Tribunales tribunal penal calle 8 (1).JPG
El juicio contra los falsos policías comienza este lunes en La Plata y se extenderá por varias audiencias consecutivas
Locatelli, según la acusación, definía objetivos según la demanda del mercado negro, financiaba las operaciones y distribuía las ganancias. Además, era propietario de un desarmadero que habría servido como engranaje central del negocio: allí se reducían vehículos robados, se adulteraban numeraciones de motor y chasis y se ocultaban autopartes.
Los colaboradores y el brazo operativo de los falsos policías
Como colaborador directo del organizador fue identificado Gustavo Horacio Branca, quien coordinaba maniobras delictivas y mantenía contacto con el resto de los integrantes. Por su parte, el brazo operativo estuvo conformado por Federico Luis Ramírez, Leonardo Caruso, Claudio Miguel Díaz y Pedro Antonio Portolan, este último con un juicio abreviado.
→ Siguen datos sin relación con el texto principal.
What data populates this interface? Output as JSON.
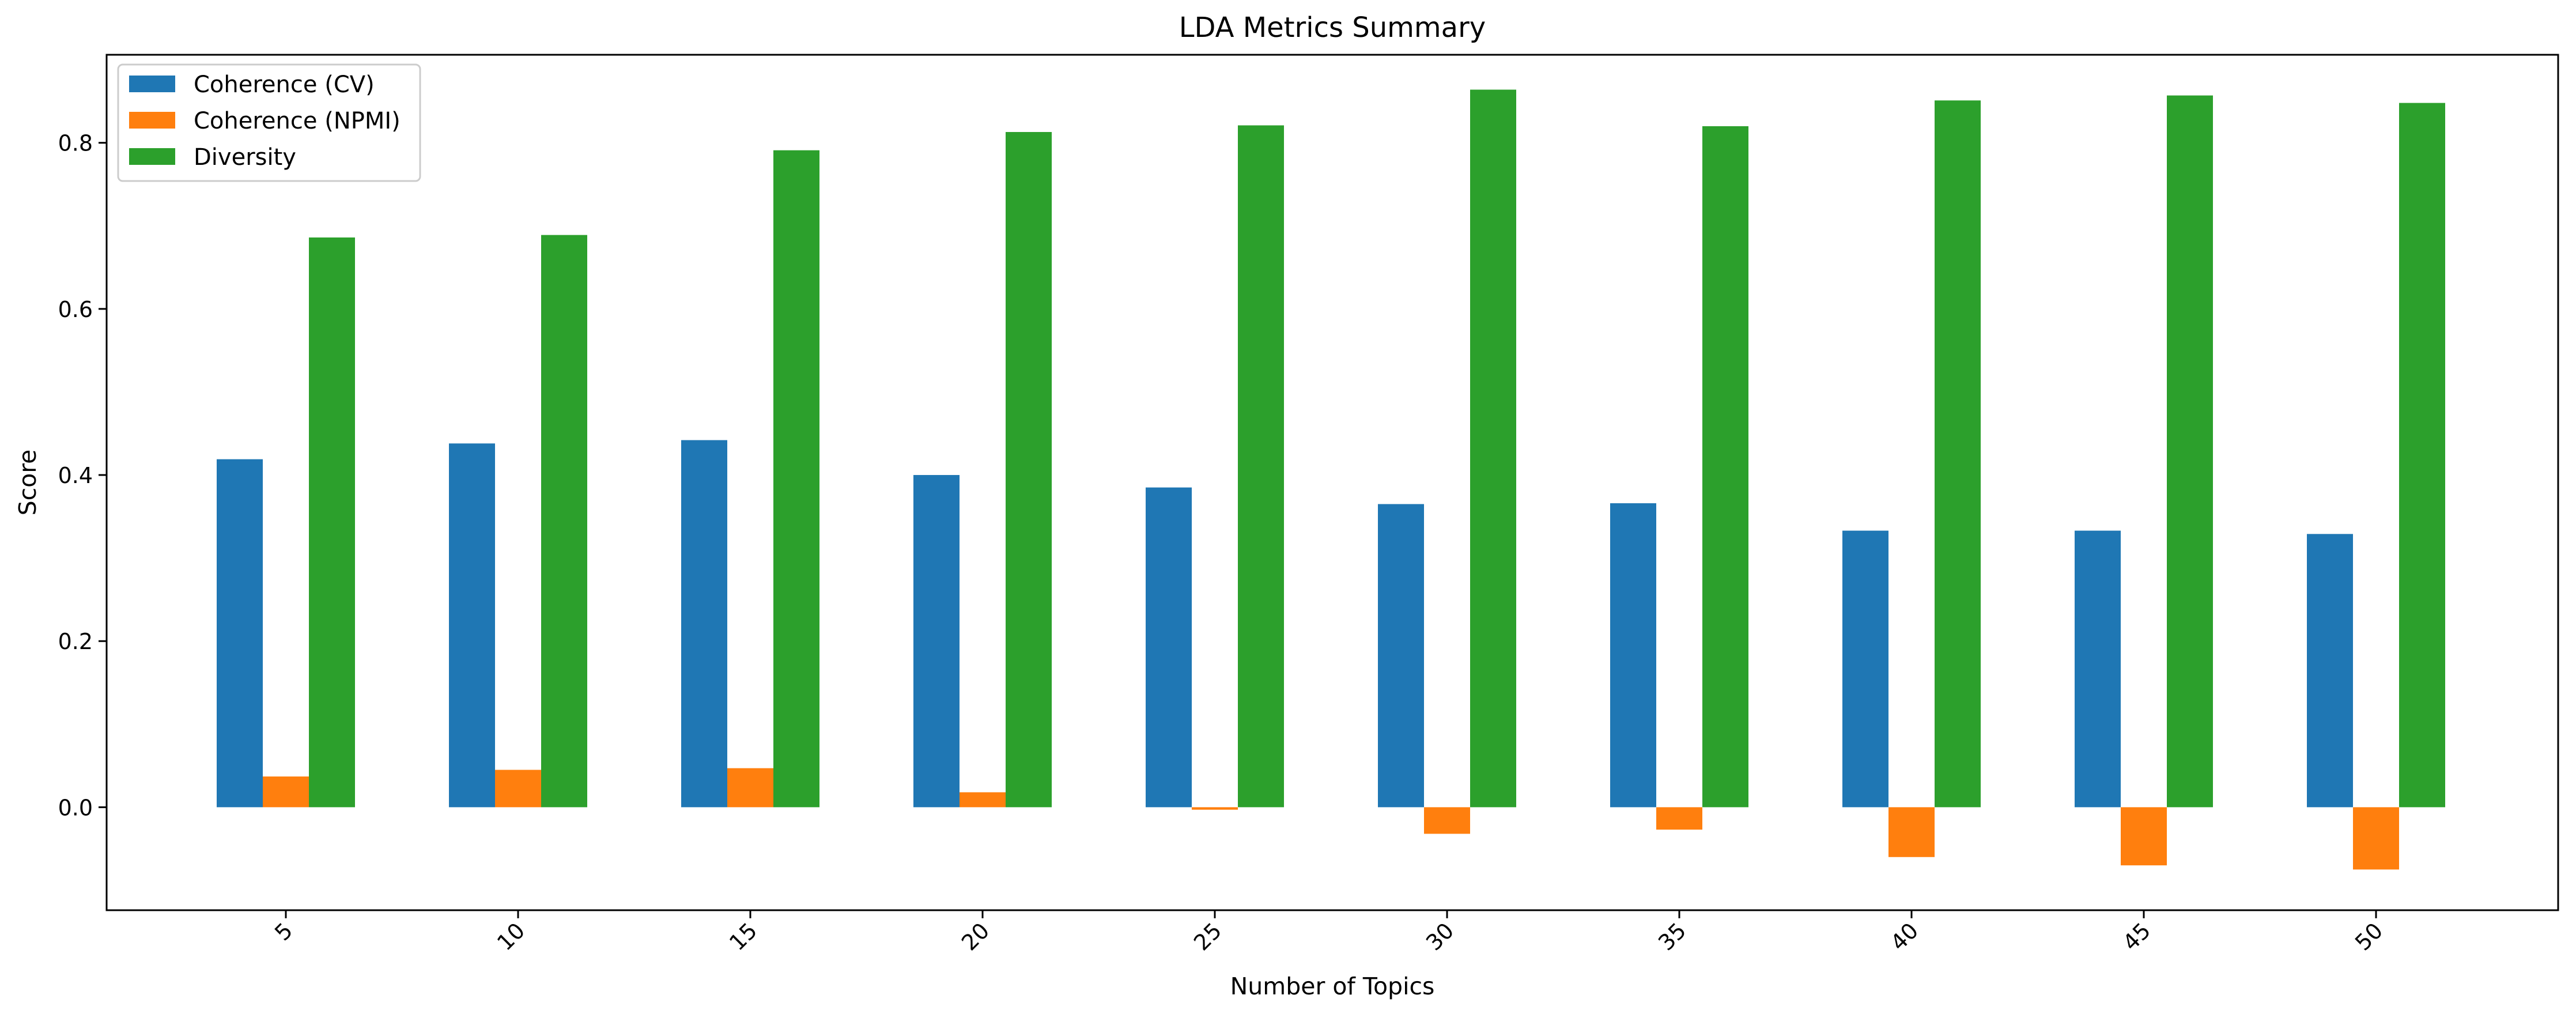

El modus operandi de la banda consistía en simular procedimientos policiales mediante entraderas. Utilizaban chalecos con la inscripción "Policía", pasamontañas, armas y equipos de radiofrecuencia para que las víctimas creyeran que se trataba de allanamientos legítimos. Una vez dentro, reducían a los moradores y robaban vehículos de alta gama. En otros casos, interceptaban camiones en la vía pública, secuestraban a los choferes y se apropiaban tanto del rodado como de la mercadería transportada. La logística del grupo incluía traslado, ocultamiento y desguace de vehículos y autopartes para su comercialización en el mercado negro a valores muy inferiores al precio de venta.
Autopartes repuestos desarmaderos.png
La banda simulaba allanamientos, reducía a las víctimas y robaba autos de lujo y camiones con mercadería
Entre los colaboradores logísticos se mencionan Germán Enrique Grossi, Ricardo Roberto Leonard y otros identificados como "NN Sergio", "NN El Polco" y "NN Felipe", especializados en el despiece de autos y camiones. José Alberto Milone y Portolan se encargaban de la adulteración de numeraciones y del desguace de vehículos.
Pruebas técnicas y lenguaje en clave de la banda
La investigación se apoyó en escuchas telefónicas, análisis de comunicaciones, geolocalización, seguimiento satelital, pericias balísticas, testimonios de víctimas y policías, y el examen de redes sociales. La banda utilizaba un lenguaje en clave para evitar ser detectada: "corazón" para motor, "gallinita" para grúa y "enfriar" para estacionar vehículos robados.
La banda utilizaba un lenguaje en clave para evitar ser detectada: "corazón" para motor, "gallinita" para grúa y "enfriar" para estacionar vehículos robados
El juicio analizará cuatro hechos principales imputados en concurso real: asociación ilícita, robo triplemente calificado en un camión con privación ilegal de libertad, un robo doblemente calificado en una vivienda y otro robo de camión también agravado. La defensa de Ramírez adelantó que solicitará la absolución, alegando su inocencia y aportando pruebas que lo ubican en otro lugar al momento de los hechos.
La causa, que acumula más de 10 años de proceso, marca un hito en la Justicia platense y pondrá a prueba la solidez de la acusación y la responsabilidad penal de cada uno de los imputados, mientras La Plata sigue de cerca el inicio del debate que promete no menos de cinco audiencias consecutivas.